YEARS AGO
Today is Monday, March 2, the 61st day of 2015. There are 304 days left in the year.
ASSOCIATED PRESS
On this date in:
1793: The first president of the Republic of Texas, Sam Houston, is born near Lexington, Va.
1836: The Republic of Texas formally declares its independence from Mexico.
1865: Congress establishes the position of naval judge advocate general.
1877: Republican Rutherford B. Hayes is declared the winner of the 1876 presidential election over Democrat Samuel J. Tilden, even though Tilden had won the popular vote.
1939: Roman Catholic Cardinal Eugenio Pacelli is elected pope on his 63rd birthday; he takes the name Pius XII.
The Massachusetts Legislature votes to ratify the Bill of Rights, 147 years after the first 10 amendments to the U.S. Constitution had gone into effect. (Georgia and Connecticut soon followed.)
1940: The cartoon character Elmer Fudd makes his debut in the Warner Bros. animated short “Elmer’s Candid Camera,” in which the title character finds himself pitted against a rascally rabbit that was a precursor to Bugs Bunny.
1955: Nine months before Rosa Parks’ famous act of defiance, Claudette Colvin, a black high school student in Montgomery, Ala., is arrested after refusing to give up her seat on a public bus to a white passenger.
1962: Wilt Chamberlain scores 100 points for the Philadelphia Warriors in a game against the New York Knicks, an NBA record that still stands. (Philadelphia won, 169-147.)
1965: The movie version of Rodgers and Hammerstein’s Broadway musical “The Sound of Music,” starring Julie Andrews and Christopher Plummer, has its world premiere at New York’s Rivoli Theater.
1972: The United States launches the Pioneer 10 space probe, which would fly past Jupiter in late 1973, sending back images and scientific data.
VINDICATOR FILES
1990: Marilyn Quayle, wife of Vice President Dan Quayle, tells 400 people attending the McKinley Club Banquet in Niles that “happiness is being a Republican on the eve of a new century.” During her visit to the Mahoning Valley, she also went to Watson Elementary School in Austintown.
Campbell Health Commissioner Richard J. Fiorini and two associates with the Finishing Corp. of America are fined a total of $186,000 for discharging industrial pollutants into Campbell’s sewer system.

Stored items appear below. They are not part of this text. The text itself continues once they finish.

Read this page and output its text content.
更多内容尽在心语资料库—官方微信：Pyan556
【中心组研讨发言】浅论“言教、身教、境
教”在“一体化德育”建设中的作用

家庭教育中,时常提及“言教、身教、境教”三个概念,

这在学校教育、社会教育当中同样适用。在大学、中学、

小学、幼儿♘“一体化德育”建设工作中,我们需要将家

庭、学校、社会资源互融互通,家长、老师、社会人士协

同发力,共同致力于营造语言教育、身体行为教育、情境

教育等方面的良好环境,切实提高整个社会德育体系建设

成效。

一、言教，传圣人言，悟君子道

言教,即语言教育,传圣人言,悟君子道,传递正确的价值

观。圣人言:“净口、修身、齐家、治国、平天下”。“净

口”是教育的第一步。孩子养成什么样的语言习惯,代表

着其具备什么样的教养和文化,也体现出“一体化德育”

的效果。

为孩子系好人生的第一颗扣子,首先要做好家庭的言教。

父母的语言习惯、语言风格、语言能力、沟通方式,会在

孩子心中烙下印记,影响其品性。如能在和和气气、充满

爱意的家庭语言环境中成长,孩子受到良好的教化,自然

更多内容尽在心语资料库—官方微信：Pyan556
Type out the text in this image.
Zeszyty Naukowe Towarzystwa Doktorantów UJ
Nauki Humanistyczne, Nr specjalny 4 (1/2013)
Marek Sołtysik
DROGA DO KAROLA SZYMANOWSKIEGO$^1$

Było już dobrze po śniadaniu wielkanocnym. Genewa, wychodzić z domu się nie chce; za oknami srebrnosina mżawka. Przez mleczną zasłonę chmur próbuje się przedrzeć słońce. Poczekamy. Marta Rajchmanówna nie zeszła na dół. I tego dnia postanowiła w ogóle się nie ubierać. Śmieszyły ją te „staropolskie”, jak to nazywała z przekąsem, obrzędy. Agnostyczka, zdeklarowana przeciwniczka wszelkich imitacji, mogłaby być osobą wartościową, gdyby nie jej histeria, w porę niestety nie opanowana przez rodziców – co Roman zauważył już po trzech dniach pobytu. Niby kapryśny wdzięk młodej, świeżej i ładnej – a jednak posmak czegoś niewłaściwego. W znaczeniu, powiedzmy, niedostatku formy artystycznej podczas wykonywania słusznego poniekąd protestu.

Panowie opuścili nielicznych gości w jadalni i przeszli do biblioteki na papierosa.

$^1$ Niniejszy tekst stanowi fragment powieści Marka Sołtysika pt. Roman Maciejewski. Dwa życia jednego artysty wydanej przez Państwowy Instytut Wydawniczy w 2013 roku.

The U.S. Census Bureau’s one-night count of the homeless is “a joke” that will distort the count, says Bill Faith, head of the Ohio Coalition for the Homeless.
1975: Helen Andrews, 60, a widow working at the LaFrance Dry Cleaners, 833 South Ave., is shot and killed during a robbery at the store.
GF Business Equipment Inc. buys a 130-acre site directly across Youngstown-Hubbard Road from the present plant, and President Robert E. Williams says a new plant will be built.
Youngstown naval recruiting station reports enlisting 12 local men and a woman, Frances Kurylak, 177 Parkgate Ave., during February.
1965: Earnings of the General American Transportation Corp. reached an all-time high in 1964 of $24.7 million, or $4.14 per share.
Religious Emphasis Week ends at Youngstown University after a series of services and devotional at St. John’s Church, Pilgrim Collegiate Church, St. Joseph Church and St. Columba Cathedral.
The Youngstown Board of Education names Herbert Armstrong, 46, principal of Covington School, succeeding the late Elmer Dunn.
1940: Attorney George J. Renner joins Attorney Charles H. Anderson of Hubbard and Marcus V. McEvoy, Howland schoolmaster, in seeking the Republican nomination for the 19th Congressional District seat held by Democrat Michael J. Kirwan of Youngstown.
Fred Shutrump, new chairman of the Mahoning County Board of Elections, suggests purchasing voting machines for Campbell’s 15 precincts in response to alleged irregularities in the fall election for the board of education.
Dr. Howard Talbott, pastor of First Presbyterian Church, tells 300 men and women at the annual St. David’s Day banquet at Westminster Church that “only spiritual and moral cowards” can ignore the challenges of the day and human misery.